One may argue that the concentration of bradykinin used in this study was relatively high. It is unclear whether the local concentration of bradykinin was high enough to cause an enhancement of sympathetic nerve activity. In our previous study, the enhancing effect of bradykinin was not statistically significant at 10−8 mol l−1, although >10−7 mol l−1 bradykinin substantially increased the sympathetic neurotransmission in rat mesenteric arteries.3 In addition, several studies have demonstrated that the interstitial concentration of bradykinin ranges from approximately 10−11 mol l−1 to 10−7 mol l−1, and the concentration of bradykinin actually reaches approximately 10−7 mol l−1, the dose used in the present study, during exercise or ischemic preconditioning.52, 53, 54

The present study had several limitations.

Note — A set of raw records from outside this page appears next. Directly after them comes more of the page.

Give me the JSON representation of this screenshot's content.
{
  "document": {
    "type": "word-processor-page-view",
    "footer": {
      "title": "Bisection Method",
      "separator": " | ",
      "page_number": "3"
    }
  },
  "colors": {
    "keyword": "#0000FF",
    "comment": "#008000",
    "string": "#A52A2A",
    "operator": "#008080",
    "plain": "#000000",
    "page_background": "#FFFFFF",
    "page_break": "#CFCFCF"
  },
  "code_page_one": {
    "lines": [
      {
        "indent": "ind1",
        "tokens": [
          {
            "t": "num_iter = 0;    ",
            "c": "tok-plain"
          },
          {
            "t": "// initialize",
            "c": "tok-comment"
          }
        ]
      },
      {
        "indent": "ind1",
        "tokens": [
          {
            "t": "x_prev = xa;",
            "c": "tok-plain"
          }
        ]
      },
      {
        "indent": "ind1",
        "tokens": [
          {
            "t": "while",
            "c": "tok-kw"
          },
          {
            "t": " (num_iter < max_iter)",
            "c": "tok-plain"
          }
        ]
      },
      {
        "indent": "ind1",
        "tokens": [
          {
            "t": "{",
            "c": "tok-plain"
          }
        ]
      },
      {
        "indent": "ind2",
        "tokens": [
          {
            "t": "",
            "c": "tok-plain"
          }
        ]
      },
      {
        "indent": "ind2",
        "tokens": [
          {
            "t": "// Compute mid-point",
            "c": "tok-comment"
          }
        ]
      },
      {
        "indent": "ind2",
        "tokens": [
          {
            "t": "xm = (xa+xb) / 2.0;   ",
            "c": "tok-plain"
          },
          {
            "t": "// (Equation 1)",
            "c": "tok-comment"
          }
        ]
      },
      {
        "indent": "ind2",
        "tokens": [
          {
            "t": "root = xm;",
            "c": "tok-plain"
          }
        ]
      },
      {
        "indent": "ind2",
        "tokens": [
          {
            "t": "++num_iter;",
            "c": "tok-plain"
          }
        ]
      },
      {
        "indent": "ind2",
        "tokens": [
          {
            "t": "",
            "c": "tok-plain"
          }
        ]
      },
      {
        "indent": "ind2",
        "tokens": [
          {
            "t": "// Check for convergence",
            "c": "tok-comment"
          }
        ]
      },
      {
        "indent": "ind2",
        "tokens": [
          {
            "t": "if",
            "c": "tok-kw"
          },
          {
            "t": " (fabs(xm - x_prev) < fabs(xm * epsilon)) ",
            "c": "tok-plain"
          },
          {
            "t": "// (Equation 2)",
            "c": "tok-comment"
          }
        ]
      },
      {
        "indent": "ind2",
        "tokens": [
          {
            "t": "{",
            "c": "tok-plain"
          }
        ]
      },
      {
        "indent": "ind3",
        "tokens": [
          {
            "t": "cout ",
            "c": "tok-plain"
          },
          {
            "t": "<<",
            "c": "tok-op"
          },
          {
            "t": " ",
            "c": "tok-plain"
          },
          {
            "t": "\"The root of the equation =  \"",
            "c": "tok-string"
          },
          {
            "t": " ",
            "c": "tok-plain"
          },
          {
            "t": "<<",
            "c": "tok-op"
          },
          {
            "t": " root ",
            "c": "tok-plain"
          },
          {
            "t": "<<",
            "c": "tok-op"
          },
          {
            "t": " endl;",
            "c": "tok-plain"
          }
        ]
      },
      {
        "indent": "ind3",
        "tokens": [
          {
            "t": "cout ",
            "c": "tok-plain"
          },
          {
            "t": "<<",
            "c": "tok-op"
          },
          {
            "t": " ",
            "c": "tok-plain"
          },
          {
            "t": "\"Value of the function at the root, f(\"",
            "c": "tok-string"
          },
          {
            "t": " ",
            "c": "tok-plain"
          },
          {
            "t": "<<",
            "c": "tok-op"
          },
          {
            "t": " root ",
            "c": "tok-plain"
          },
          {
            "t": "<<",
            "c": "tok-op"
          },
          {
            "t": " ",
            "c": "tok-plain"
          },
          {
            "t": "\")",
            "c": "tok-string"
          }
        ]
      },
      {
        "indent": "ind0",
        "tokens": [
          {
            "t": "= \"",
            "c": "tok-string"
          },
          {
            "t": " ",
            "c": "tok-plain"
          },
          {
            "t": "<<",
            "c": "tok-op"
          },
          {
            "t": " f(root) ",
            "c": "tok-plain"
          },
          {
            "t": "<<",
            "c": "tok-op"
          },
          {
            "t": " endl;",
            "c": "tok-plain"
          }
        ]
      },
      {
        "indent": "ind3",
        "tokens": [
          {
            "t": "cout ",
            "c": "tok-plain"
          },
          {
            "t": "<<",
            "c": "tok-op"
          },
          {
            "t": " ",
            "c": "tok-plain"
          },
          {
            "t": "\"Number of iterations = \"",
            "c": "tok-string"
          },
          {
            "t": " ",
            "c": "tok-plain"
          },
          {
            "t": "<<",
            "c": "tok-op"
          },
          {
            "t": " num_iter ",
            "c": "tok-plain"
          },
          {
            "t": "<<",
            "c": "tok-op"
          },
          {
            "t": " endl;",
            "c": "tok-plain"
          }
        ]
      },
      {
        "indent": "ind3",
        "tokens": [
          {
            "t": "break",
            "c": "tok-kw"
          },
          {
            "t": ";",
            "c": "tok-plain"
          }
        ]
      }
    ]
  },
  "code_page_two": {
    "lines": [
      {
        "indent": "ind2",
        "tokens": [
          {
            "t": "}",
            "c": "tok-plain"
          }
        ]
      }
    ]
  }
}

First, we did not evaluate the subtypes of KCNQ channels involved in the actions of bradykinin in perivascular sympathetic nerves because all types of KCNQ channels were shown to be inhibited by XE-991, an effective and relatively selective inhibitor of KCNQ channels at a concentration of 10−5 mol l−1.55 Several studies have demonstrated that the M-current is associated with KCNQ3 and KCNQ4 channels in sympathetic neurons,9, 17, 56 but this has not been evaluated in perivascular sympathetic nerves. Further investigation would be needed to determine the involved subtypes of KCNQ channels in this study. Second, as mentioned above, the EJPs evaluated in this study reflect purinergic sympathetic neurotransmission, but they are not a direct measurement of neurotransmitter release; however, in a recently conducted study, it was demonstrated that the release of norepinephrine is facilitated by bradykinin in rat mesenteric arteries and veins.57 Third, little evidence is available concerning the effect of bradykinin on perivascular sympathetic neurotransmission, especially in humans. The effects of bradykinin on sympathetic nerves are likely to be highly species- and tissue-specific;57, 58, 59, 60 thus, the relevance of the present findings to human arteries remains to be determined.

In conclusion, degradation of PIP2 by phospholipase C via presynaptic bradykinin B2 receptors enhances purinergic neurotransmission in rat mesenteric arteries. The inhibition of KCNQ channels following reduced PIP2 may be essential for the PIP2-dependent regulation of sympathetic neurotransmission. In addition, N-type calcium channels activated via membrane depolarization triggered by inhibited KCNQ channels may contribute to enhanced sympathetic neurotransmission.